PeterBronez ,
@PeterBronez@hachyderm.io avatar

@along_the_road

“These were mostly family photos uploaded to personal and parenting blogs […] as well as stills from YouTube videos"

So… people posted photos of their kids on public websites, common crawl scraped them, LAION-5B cleaned it up for training, and now there are models. This doesn’t seem evil to me… digital commons working as intended.

If anyone is surprised, the fault lies with the UX around “private URL” sharing, not devs using Common Crawl

Gamers_Mate ,

I hope this causes a class action against these companies.

Fapper_McFapper ,

I’m so tired of AI.

criitz ,

Too bad, it's here forever...

remotelove ,

It's been around for a while. It's the fluff and the parlor tricks that need to die. AI has never been magic and it's still a long way off before it's actually intelligent.

frog , (edited )

The other thing that needs to die is hoovering up all data to train AIs without the consent and compensation to the owners of the data. Most of the more frivolous uses of AI would disappear at that point, because they would be non-viable financially.

autotldr Bot ,

🤖 I'm a bot that provides automatic summaries for articles:

Click here to see the summary

Photos of Brazilian kids—sometimes spanning their entire childhood—have been used without their consent to power AI tools, including popular image generators like Stable Diffusion, Human Rights Watch (HRW) warned on Monday.

The dataset does not contain the actual photos but includes image-text pairs derived from 5.85 billion images and captions posted online since 2008.

HRW's report warned that the removed links are "likely to be a significant undercount of the total amount of children’s personal data that exists in LAION-5B."

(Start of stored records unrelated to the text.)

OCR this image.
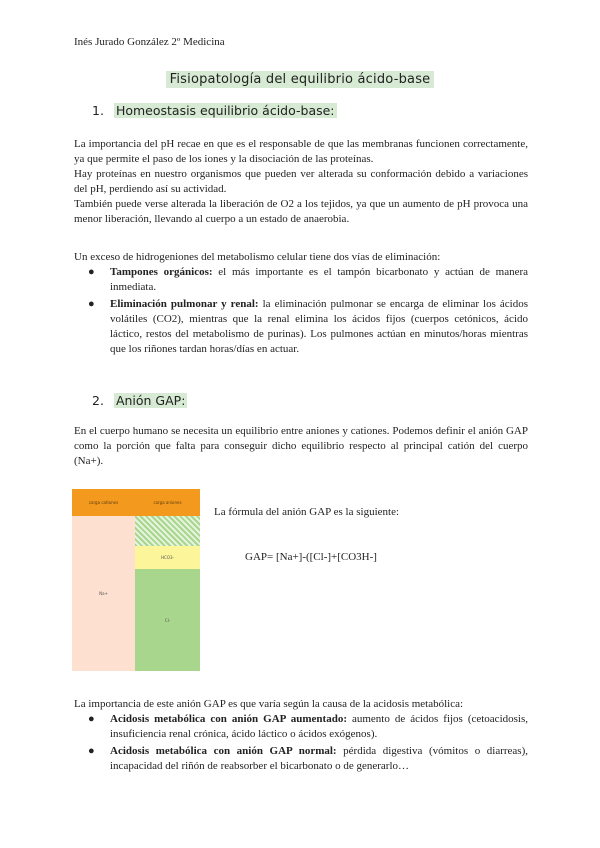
Inés Jurado González 2º Medicina
Fisiopatología del equilibrio ácido-base
1. Homeostasis equilibrio ácido-base:
La importancia del pH recae en que es el responsable de que las membranas funcionen correctamente, ya que permite el paso de los iones y la disociación de las proteínas.
Hay proteínas en nuestro organismos que pueden ver alterada su conformación debido a variaciones del pH, perdiendo así su actividad.
También puede verse alterada la liberación de O2 a los tejidos, ya que un aumento de pH provoca una menor liberación, llevando al cuerpo a un estado de anaerobia.
Un exceso de hidrogeniones del metabolismo celular tiene dos vías de eliminación:
● Tampones orgánicos: el más importante es el tampón bicarbonato y actúan de manera inmediata.
● Eliminación pulmonar y renal: la eliminación pulmonar se encarga de eliminar los ácidos volátiles (CO2), mientras que la renal elimina los ácidos fijos (cuerpos cetónicos, ácido láctico, restos del metabolismo de purinas). Los pulmones actúan en minutos/horas mientras que los riñones tardan horas/días en actuar.
2. Anión GAP:
En el cuerpo humano se necesita un equilibrio entre aniones y cationes. Podemos definir el anión GAP como la porción que falta para conseguir dicho equilibrio respecto al principal catión del cuerpo (Na+).
carga cationes	carga aniones
Na+
HCO3-
Cl-
La fórmula del anión GAP es la siguiente:
GAP= [Na+]-([Cl-]+[CO3H-]
La importancia de este anión GAP es que varía según la causa de la acidosis metabólica:
● Acidosis metabólica con anión GAP aumentado: aumento de ácidos fijos (cetoacidosis, insuficiencia renal crónica, ácido láctico o ácidos exógenos).
● Acidosis metabólica con anión GAP normal: pérdida digestiva (vómitos o diarreas), incapacidad del riñón de reabsorber el bicarbonato o de generarlo…
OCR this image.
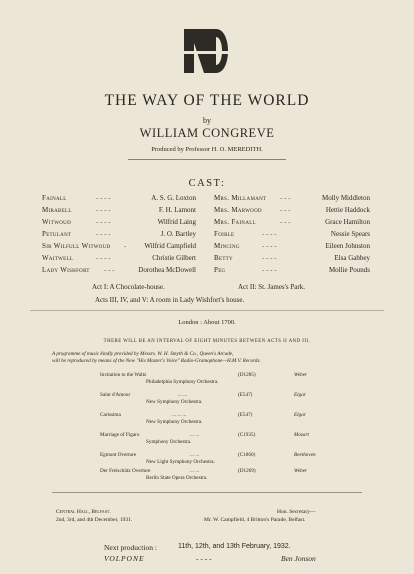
THE WAY OF THE WORLD
by
WILLIAM CONGREVE
Produced by Professor H. O. MEREDITH.
CAST:
Fainall	- - - -	A. S. G. Loxton
Mirabell	- - - -	F. H. Lamont
Witwoud	- - - -	Wilfrid Laing
Petulant	- - - -	J. O. Bartley
Sir Wilfull Witwoud -	Wilfrid Campfield
Waitwell	- - - -	Christie Gilbert
Lady Wishfort - - -	Dorothea McDowell
Mrs. Millamant - - -	Molly Middleton
Mrs. Marwood	- - -	Hettie Haddock
Mrs. Fainall	- - -	Grace Hamilton
Foible	- - - -	Nessie Spears
Mincing	- - - -	Eileen Johnston
Betty	- - - -	Elsa Gabbey
Peg	- - - -	Mollie Pounds
Act I: A Chocolate-house.	Act II: St. James's Park.
Acts III, IV, and V: A room in Lady Wishfort's house.
London : About 1700.
THERE WILL BE AN INTERVAL OF EIGHT MINUTES BETWEEN ACTS II AND III.
A programme of music kindly provided by Messrs. W. H. Smyth & Co., Queen's Arcade,
will be reproduced by means of the New "His Master's Voice" Radio-Gramophone—H.M.V. Records.
Invitation to the Waltz	(D1285)	Weber
Philadelphia Symphony Orchestra.
Salut d'Amour	... ...	(E547)	Elgar
New Symphony Orchestra.
Carissima	... ... ...	(E547)	Elgar
New Symphony Orchestra.
Marriage of Figaro	... ...	(C1935)	Mozart
Symphony Orchestra.
Egmont Overture	... ...	(C1860)	Beethoven
New Light Symphony Orchestra.
Der Freischütz Overture	... ...	(D1269)	Weber
Berlin State Opera Orchestra.
Central Hall, Belfast.
2nd, 3rd, and 4th December, 1931.
Hon. Secretary—
Mr. W. Campfield, 4 Britton's Parade, Belfast.
Next production :	11th, 12th, and 13th February, 1932.
VOLPONE	- - - -	Ben Jonson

Han told Ars that "Common Crawl should stop scraping children’s personal data, given the privacy risks involved and the potential for new forms of misuse."

There is less risk that the Brazilian kids' photos are currently powering AI tools since "all publicly available versions of LAION-5B were taken down" in December, Tyler told Ars.

That decision came out of an "abundance of caution" after a Stanford University report "found links in the dataset pointing to illegal content on the public web," Tyler said, including 3,226 suspected instances of child sexual abuse material.